Cesari: “Parma esempio negativo di cosa produce un’urbanizzazione aggressiva e incurante della conformazione del territorio”.
“Lo stanziamento di 14 MLN di euro, annunciato dall’Agenzia Regionale Protezione Civile, è un segnale importante nella giusta direzione della prevenzione, – ha dichiarato Gabriele Cesari, Presidente dell’Ordine dei Geologi dell’Emilia – Romagna – ma la cifra è chiaramente insufficiente ad affrontare tutte le situazioni di dissesto di Parma e dell’Appennino Parmense. Senza considerare i fondi necessari per la cassa di espansione del Baganza. Alle riattivazioni delle grandi frane di Tizzano, Corniglio, Capriglio, dell’anno scorso si sono aggiunte frane di nuova formazione e di tipologie inusuali per questi territori (debris flow o colate veloci).
Al nuovo Governatore , Stefano Bonaccini chiediamo due cose chiare: stop immediato al consumo di suolo in Emilia-Romagna e continuità nella buona tradizione di difesa del suolo della nostra Regione. Parma è l’esempio negativo di cosa produce un’urbanizzazione aggressiva e incurante della conformazione del territorio.

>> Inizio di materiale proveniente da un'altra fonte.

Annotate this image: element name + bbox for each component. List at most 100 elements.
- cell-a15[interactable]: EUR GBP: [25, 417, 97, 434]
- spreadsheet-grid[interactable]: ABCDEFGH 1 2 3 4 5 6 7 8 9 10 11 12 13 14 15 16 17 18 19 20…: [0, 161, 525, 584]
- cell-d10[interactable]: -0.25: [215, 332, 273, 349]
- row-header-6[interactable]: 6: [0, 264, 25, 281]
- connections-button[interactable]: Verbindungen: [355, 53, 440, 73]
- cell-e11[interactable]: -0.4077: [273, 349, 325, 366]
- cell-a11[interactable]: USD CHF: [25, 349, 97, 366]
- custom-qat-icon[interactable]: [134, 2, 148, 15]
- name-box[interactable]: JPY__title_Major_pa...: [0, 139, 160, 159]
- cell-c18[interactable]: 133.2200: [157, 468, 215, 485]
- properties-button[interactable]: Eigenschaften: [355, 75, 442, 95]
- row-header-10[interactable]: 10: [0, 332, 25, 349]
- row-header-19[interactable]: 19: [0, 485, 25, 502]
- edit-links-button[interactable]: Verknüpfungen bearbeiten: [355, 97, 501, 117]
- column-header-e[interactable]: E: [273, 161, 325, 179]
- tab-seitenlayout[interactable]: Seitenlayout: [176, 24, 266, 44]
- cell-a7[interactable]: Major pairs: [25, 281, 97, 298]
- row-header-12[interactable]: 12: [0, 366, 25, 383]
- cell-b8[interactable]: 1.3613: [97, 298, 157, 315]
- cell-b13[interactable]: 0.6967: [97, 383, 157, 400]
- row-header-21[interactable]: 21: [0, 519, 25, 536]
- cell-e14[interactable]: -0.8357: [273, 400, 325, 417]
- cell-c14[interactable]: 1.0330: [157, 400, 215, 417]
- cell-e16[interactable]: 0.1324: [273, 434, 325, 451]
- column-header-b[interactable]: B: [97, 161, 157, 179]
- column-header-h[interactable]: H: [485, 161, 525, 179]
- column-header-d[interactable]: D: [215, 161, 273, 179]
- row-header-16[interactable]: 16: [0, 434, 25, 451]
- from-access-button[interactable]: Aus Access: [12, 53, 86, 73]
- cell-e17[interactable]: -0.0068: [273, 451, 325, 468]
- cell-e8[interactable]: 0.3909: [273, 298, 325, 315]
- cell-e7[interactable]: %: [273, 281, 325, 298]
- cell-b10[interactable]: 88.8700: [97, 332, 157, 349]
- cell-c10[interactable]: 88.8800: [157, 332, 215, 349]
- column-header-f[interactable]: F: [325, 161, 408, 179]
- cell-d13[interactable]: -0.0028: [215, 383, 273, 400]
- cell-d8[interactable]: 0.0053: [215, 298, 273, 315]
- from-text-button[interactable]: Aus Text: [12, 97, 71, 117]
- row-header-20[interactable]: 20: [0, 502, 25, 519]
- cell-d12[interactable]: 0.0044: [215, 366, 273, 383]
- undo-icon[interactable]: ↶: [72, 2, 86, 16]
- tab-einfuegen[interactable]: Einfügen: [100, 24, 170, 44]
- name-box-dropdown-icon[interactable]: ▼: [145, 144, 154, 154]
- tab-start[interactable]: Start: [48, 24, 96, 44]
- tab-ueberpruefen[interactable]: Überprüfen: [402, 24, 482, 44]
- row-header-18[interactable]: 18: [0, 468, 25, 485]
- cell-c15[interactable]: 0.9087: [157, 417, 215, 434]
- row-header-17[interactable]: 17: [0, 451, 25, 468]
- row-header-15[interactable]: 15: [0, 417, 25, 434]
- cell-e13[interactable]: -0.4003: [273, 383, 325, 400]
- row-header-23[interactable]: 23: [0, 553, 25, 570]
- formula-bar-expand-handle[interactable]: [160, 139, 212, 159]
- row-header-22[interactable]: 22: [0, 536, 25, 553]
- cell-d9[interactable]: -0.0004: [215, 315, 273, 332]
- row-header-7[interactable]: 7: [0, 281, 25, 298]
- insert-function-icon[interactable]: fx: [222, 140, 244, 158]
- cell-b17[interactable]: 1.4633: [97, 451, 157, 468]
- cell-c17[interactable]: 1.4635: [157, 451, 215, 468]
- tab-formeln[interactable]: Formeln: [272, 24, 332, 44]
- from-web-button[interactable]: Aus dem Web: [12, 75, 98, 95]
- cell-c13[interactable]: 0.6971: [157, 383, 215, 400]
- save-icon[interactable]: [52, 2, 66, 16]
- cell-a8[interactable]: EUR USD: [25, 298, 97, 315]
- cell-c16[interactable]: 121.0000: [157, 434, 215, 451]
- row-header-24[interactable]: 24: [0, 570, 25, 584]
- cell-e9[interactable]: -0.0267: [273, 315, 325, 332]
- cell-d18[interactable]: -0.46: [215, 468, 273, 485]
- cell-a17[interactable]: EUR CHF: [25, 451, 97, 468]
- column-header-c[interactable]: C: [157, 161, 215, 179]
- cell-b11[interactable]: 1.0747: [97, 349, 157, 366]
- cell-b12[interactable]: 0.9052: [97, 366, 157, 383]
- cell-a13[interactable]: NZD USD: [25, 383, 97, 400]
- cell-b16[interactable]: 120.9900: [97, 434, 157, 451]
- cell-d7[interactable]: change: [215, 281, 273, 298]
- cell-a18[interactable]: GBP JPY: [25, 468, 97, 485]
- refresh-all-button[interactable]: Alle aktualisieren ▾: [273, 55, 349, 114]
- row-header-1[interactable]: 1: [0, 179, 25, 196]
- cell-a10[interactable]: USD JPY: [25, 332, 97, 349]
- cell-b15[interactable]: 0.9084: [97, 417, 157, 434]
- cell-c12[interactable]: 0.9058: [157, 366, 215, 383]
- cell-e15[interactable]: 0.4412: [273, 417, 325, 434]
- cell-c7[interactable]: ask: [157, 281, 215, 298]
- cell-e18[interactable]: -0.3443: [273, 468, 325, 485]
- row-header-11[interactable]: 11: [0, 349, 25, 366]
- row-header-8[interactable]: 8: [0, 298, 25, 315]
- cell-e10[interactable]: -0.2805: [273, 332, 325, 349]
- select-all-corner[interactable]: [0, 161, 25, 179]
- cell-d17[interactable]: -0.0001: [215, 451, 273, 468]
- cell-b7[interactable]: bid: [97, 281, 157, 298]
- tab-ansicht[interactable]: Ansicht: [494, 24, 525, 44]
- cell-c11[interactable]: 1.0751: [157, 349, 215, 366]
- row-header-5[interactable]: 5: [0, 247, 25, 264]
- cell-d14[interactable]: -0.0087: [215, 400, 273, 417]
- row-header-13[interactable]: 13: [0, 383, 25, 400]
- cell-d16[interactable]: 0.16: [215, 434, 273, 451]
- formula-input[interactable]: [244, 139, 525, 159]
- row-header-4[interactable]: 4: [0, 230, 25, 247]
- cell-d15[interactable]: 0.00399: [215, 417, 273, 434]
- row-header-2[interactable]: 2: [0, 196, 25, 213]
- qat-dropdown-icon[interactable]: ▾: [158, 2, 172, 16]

Fermare il consumo di suolo significa favorire la riqualificazione del patrimonio edilizio esistente, anche attraverso la delocalizzazione in aree a rischio. Occorre il coraggio di proporre un modello innovativo che peraltro può fare ripartire il settore edile.
Al contrario nella difesa del suolo e nella prevenzione la nostra Regione è certamente molto avanzata: auspichiamo una continuità con la politica adottata in precedenza dall’assessore Paola Gazzolo che fra i tanti meriti ha avuto quello di credere prima di tutti nell’apporto fondamentale dei professionisti geologi. Oggi questa strada è intrapresa anche dall’Unità di Missione Italiasicura”.